The role of PET/CT as a combination in staging of rectal cancer is not by any means routine at present. However, it has been shown to have improved accuracy over CT and PET as individual examinations [44]. There remain several questions about the use of PET/CT and where it fits into the repertoire of imaging modalities in the staging of rectal cancer. In the context of pre-operative staging, there is little evidence to support its routine use [45]. No direct comparisons have been made in terms of accuracy of pre-operative local staging with MRI in large numbers and it is difficult to evaluate the sensitivity and specificity of this technique. However a recent study has shown that MRI and PET/CT may be used in combination for high risk patients (EMVI positive; extramural spread of >5 mm; T4 disease or an involved CRM) as part of a more intensive staging process [46]. In this study, patients were stratified by MRI into whether they were at high or low risk of developing synchronous metastatic disease. Almost 21 % of patients in the high risk group were confirmed to have metastatic disease on PET/CT compared to 4 % in the low risk group. These patients may benefit from a further PET/CT (or liver MRI) in the initial staging process.

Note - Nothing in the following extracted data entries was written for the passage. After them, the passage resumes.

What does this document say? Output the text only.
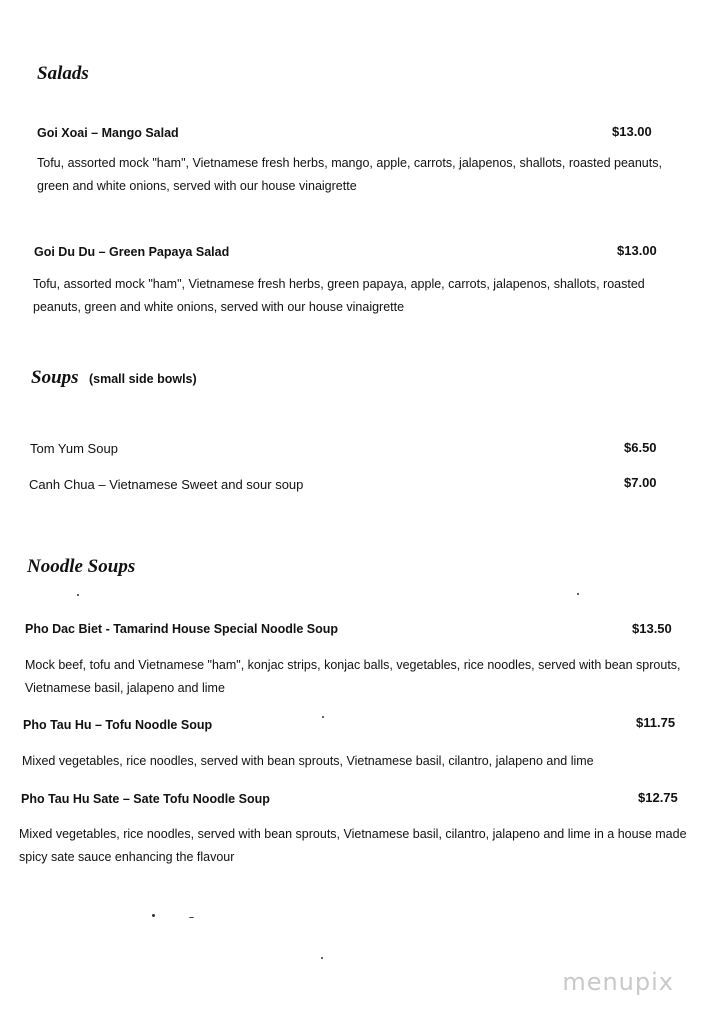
Salads
Goi Xoai – Mango Salad	$13.00
Tofu, assorted mock "ham", Vietnamese fresh herbs, mango, apple, carrots, jalapenos, shallots, roasted peanuts, green and white onions, served with our house vinaigrette
Goi Du Du – Green Papaya Salad	$13.00
Tofu, assorted mock "ham", Vietnamese fresh herbs, green papaya, apple, carrots, jalapenos, shallots, roasted peanuts, green and white onions, served with our house vinaigrette
Soups (small side bowls)
Tom Yum Soup	$6.50
Canh Chua – Vietnamese Sweet and sour soup	$7.00
Noodle Soups
Pho Dac Biet - Tamarind House Special Noodle Soup	$13.50
Mock beef, tofu and Vietnamese "ham", konjac strips, konjac balls, vegetables, rice noodles, served with bean sprouts, Vietnamese basil, jalapeno and lime
Pho Tau Hu – Tofu Noodle Soup	$11.75
Mixed vegetables, rice noodles, served with bean sprouts, Vietnamese basil, cilantro, jalapeno and lime
Pho Tau Hu Sate – Sate Tofu Noodle Soup	$12.75
Mixed vegetables, rice noodles, served with bean sprouts, Vietnamese basil, cilantro, jalapeno and lime in a house made spicy sate sauce enhancing the flavour
menupix
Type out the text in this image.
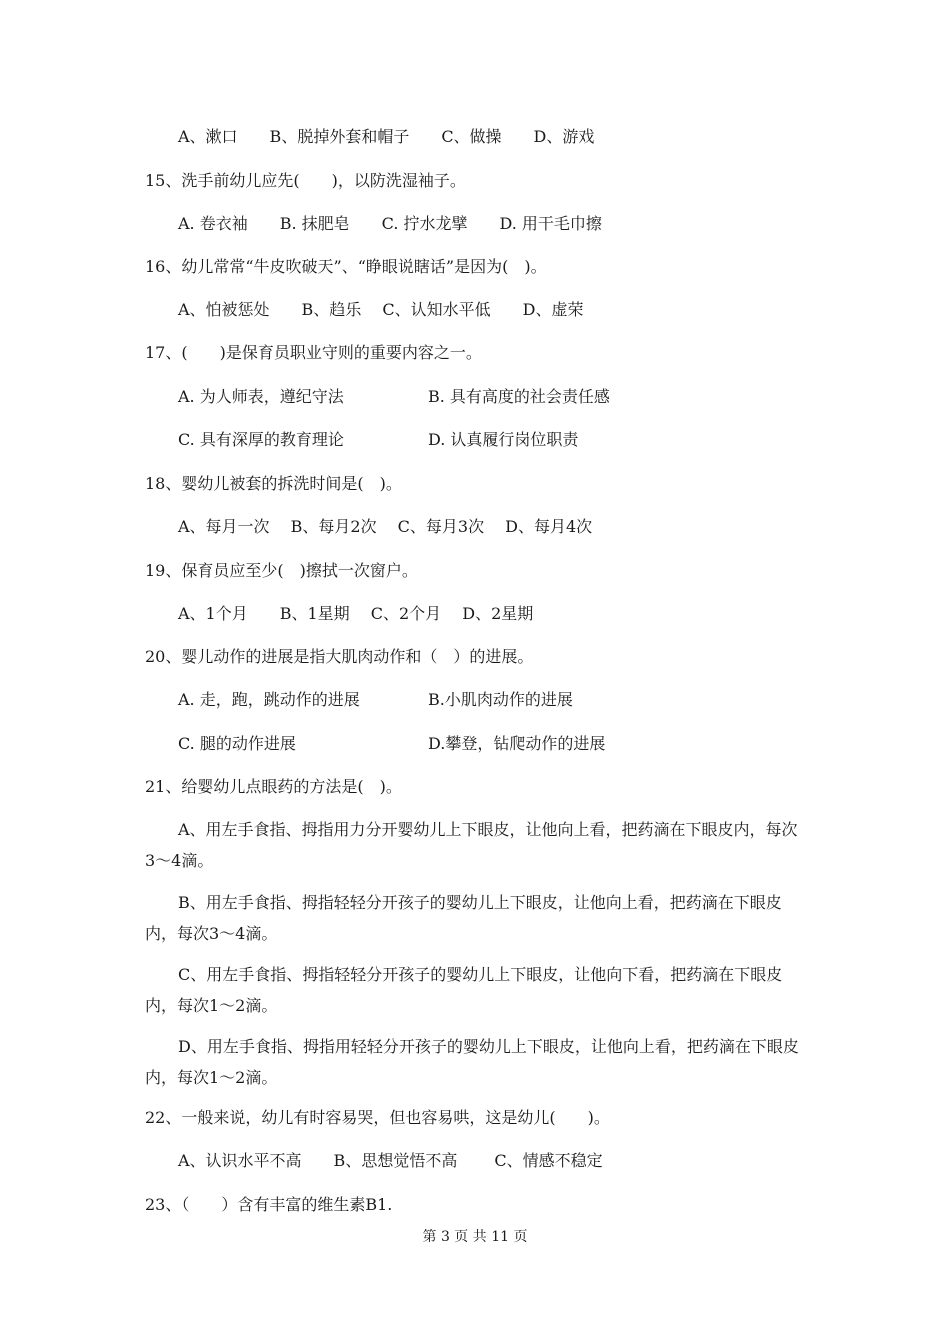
A、漱口　　B、脱掉外套和帽子　　C、做操　　D、游戏
15、洗手前幼儿应先(　　)，以防洗湿袖子。
A. 卷衣袖　　B. 抹肥皂　　C. 拧水龙擘　　D. 用干毛巾擦
16、幼儿常常“牛皮吹破天”、“睁眼说瞎话”是因为(　)。
A、怕被惩处　　B、趋乐　 C、认知水平低　　D、虚荣
17、(　　)是保育员职业守则的重要内容之一。
A. 为人师表，遵纪守法	B. 具有高度的社会责任感
C. 具有深厚的教育理论	D. 认真履行岗位职责
18、婴幼儿被套的拆洗时间是(　)。
A、每月一次　 B、每月2次　 C、每月3次　 D、每月4次
19、保育员应至少(　)擦拭一次窗户。
A、1个月　　B、1星期　 C、2个月　 D、2星期
20、婴儿动作的进展是指大肌肉动作和（　）的进展。
A. 走，跑，跳动作的进展	B.小肌肉动作的进展
C. 腿的动作进展	D.攀登，钻爬动作的进展
21、给婴幼儿点眼药的方法是(　)。
A、用左手食指、拇指用力分开婴幼儿上下眼皮，让他向上看，把药滴在下眼皮内，每次3～4滴。
B、用左手食指、拇指轻轻分开孩子的婴幼儿上下眼皮，让他向上看，把药滴在下眼皮内，每次3～4滴。
C、用左手食指、拇指轻轻分开孩子的婴幼儿上下眼皮，让他向下看，把药滴在下眼皮内，每次1～2滴。
D、用左手食指、拇指用轻轻分开孩子的婴幼儿上下眼皮，让他向上看，把药滴在下眼皮内，每次1～2滴。
22、一般来说，幼儿有时容易哭，但也容易哄，这是幼儿(　　)。
A、认识水平不高　　B、思想觉悟不高　　 C、情感不稳定
23、（　　）含有丰富的维生素B1.
第 3 页 共 11 页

Recent interest has been using PET/CT to assess response to neo-adjuvant chemoradiotherapy [47, 48]. Several small studies have been published within the last few years and have indicated positive results in terms of a predictive tool for tumor regression although one of the largest studies of this type has found no benefit in serial scans to assess response and prognosis [49–52]. The general methodology of these studies has been to perform PET/CT before and varying times after neo-adjuvant CRT and measured the response in terms of FDG uptake. Further work is necessary before this can be confidently used as a routine modality to assess tumor response. It may be too early to draw comparisons with an established technique like MRI, however the rationale behind using PET/CT as an imaging modality which can not only demonstrate anatomical change but also functional change, is certainly complimentary at a minimum.

Adequate local staging of disease is mandatory for surgical planning and treatment of the primary tumor. However, it is equally important to assess potential metastatic spread. This may influence the management of the primary tumor in terms of type and timing of treatment. The common sites of metastases of rectal cancer are the liver and lung. This may be related to the site of tumor within the rectum which has a variable lymphatic drainage as well as the influence of venous invasion on tumor behavior. For example, low rectal cancer is more likely to drain to the lateral pelvic sidewall than a tumor of the upper rectum. This lymphatic pathway differs from that of the more common route along the inferior mesenteric vessels. One may expect a different pattern of metastatic spread depending on the location of the tumor within the rectum.